JRA「お騒がせジョッキー」がデアリングタクト撃破! 「裏切りフリー転身→海外修行」金鯱賞(G2)単勝227.3倍ギベオン大金星に繋がった師匠との和解

14日、中京競馬場で行われた金鯱賞(G2)は、10番人気のギベオン(牡6歳、栗東・藤原英昭厩舎)が逃げ切って優勝。単勝1.4倍に推された昨年の牝馬三冠馬デアリングタクト(牝4歳、栗東・杉山晴紀厩舎)が2着に敗れる波乱の結末となった。
まさか――。誰もが目を疑ったのは、大本命デアリングタクトが敗れたことも然ることながら、大金星を飾ったのが単勝227.3倍で最低人気のギベオンだったことだろう。立役者となった鞍上の西村淳也騎手は4年目にして、これが重賞初制覇だ。

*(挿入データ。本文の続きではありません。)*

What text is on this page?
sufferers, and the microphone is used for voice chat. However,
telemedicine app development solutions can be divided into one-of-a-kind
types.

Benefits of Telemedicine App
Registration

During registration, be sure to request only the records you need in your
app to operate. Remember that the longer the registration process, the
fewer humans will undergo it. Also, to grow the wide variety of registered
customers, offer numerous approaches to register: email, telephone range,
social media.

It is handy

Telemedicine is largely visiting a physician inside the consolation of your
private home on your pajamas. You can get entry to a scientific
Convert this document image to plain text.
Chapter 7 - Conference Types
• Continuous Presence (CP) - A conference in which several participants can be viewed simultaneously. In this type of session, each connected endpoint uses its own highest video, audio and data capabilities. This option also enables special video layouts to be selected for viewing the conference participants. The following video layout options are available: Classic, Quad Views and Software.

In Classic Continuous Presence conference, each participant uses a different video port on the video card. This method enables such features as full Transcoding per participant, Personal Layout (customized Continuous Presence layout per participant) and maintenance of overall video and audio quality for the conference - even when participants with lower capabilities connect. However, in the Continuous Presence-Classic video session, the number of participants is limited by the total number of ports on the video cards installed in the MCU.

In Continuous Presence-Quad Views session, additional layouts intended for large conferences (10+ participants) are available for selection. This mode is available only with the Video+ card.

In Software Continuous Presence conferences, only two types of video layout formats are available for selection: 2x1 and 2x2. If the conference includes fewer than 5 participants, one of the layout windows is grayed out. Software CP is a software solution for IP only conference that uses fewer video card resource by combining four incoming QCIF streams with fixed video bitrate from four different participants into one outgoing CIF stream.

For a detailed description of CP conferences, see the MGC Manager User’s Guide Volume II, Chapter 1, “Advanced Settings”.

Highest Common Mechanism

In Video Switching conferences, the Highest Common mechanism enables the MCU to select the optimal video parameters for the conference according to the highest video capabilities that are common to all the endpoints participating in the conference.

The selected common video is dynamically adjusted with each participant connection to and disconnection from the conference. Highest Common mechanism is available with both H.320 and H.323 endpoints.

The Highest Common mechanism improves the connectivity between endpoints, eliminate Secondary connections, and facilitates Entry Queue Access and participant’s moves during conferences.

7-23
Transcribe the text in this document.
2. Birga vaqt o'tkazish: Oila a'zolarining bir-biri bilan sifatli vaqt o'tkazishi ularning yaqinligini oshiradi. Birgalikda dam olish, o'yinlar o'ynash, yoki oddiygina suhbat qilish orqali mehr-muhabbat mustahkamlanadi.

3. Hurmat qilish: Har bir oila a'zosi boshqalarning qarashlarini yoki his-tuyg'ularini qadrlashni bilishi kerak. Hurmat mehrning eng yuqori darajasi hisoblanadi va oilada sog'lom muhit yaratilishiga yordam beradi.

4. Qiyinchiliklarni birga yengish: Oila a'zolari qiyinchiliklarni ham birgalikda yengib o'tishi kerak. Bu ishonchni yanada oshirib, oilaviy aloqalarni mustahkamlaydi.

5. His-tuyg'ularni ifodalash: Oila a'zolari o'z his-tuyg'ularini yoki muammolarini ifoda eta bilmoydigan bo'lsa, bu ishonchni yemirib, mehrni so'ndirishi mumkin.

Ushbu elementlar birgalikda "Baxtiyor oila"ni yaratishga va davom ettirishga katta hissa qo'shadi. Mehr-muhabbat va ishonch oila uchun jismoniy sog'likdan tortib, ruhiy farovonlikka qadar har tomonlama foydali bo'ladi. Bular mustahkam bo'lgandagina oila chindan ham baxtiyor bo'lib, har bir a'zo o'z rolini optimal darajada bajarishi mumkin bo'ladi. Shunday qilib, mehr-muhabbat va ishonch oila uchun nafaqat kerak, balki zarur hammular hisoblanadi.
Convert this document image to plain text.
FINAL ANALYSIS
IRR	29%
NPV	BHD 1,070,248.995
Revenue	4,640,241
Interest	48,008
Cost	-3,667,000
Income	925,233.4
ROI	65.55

10頭立ての芝2000mのレース。レース後に西村騎手が「藤原(英昭)先生と相談して『このメンバーならハナに行こうか』と、ゲートもスムーズに出てくれて『ハナに行こう』と思いました」と振り返った通り、好スタートを決めたギベオンは迷わずハナに立った。
ギベオンと西村騎手にとって幸いだったのは、もう1頭の逃げ馬候補だったキセキが後方からの競馬を選択したことだろう。サトノフラッグが2番手に付けたが、競り掛ける様子はなく、序盤からマイペースに持ち込めたことは大きな勝因の1つとなった。
「ちょっと3、4コーナーで手応えが悪くなりましたが、直線に向かってからまた伸びてくれたので『なんとか凌いでくれ』という思いで追っていました」
そんな西村騎手の思いと共に、残り200mを切っても手応えを失わないギベオン。一方のデアリングタクトはやや馬群をさばくのに苦労し、松山弘平騎手のムチに応えてエンジンが掛かったのは残り100mといったところだった。
最後は接戦となり「内外離れていたのでわからなかったけど、あとは祈るだけでした」と語った西村騎手。クビ差まで詰め寄られたが、嬉しい初重賞制覇となった。
今年でデビュー4年目となる西村騎手だが、一昨年に55勝、昨年も50勝と「乗れる若手」に数えられる1人だ。しかし、重賞にはここまで29回挑戦して3着が最高と、あと一歩手が届いていなかった。

そんな中、昨年は1つ下の世代の斎藤新騎手がCBC賞(G3)を勝ったことを皮切りに、今年になって団野大成騎手が日経新春杯(G2)を制覇。さらに菅原明良騎手も東京新聞杯(G3)を勝つなど、立て続けに後輩が重賞初勝利を達成……。
「後輩が重賞を勝っている中で、僕はまだ勝っていなかったので。ようやく……勝てて嬉しいです」
さらにこの日は田辺裕信騎手の落馬負傷によって、急遽“ピンチヒッター”となった2つ下の世代・原優介騎手が見事なリステッド勝利。3つ下の世代の新人騎手たちも次々と初勝利を挙げるなど、西村騎手の中にも焦りのようなものがあったようだ。
「かつては所属していた田所秀孝厩舎に何の相談もなくフリーになると、そのままフランスへ武者修行……お騒がせジョッキーのイメージがあった西村騎手ですが、先日は田所調教師が引退する際に花束を渡すなど、関係も修復したようです。
勝ち星こそ順調ですがローカルの騎乗も多いだけに、今後は中央での活躍も期待されますね」(競馬記者)
「今回は重賞を勝たせていただいた。またこれからも頑張りますので、よろしくお願いいたします」
最後は、関係者やファンへそう頭を下げた西村騎手。これが2018年の中日新聞杯(G3)以来の重賞制覇となったギベオンだが、次なる目標はやはりG1制覇となるだろう。最大の目標は、やはり大阪杯(G1)か――。重賞初制覇が歴史的な大金星となった「穴男」西村騎手にとっては、これが3度目のG1挑戦となるかもしれない。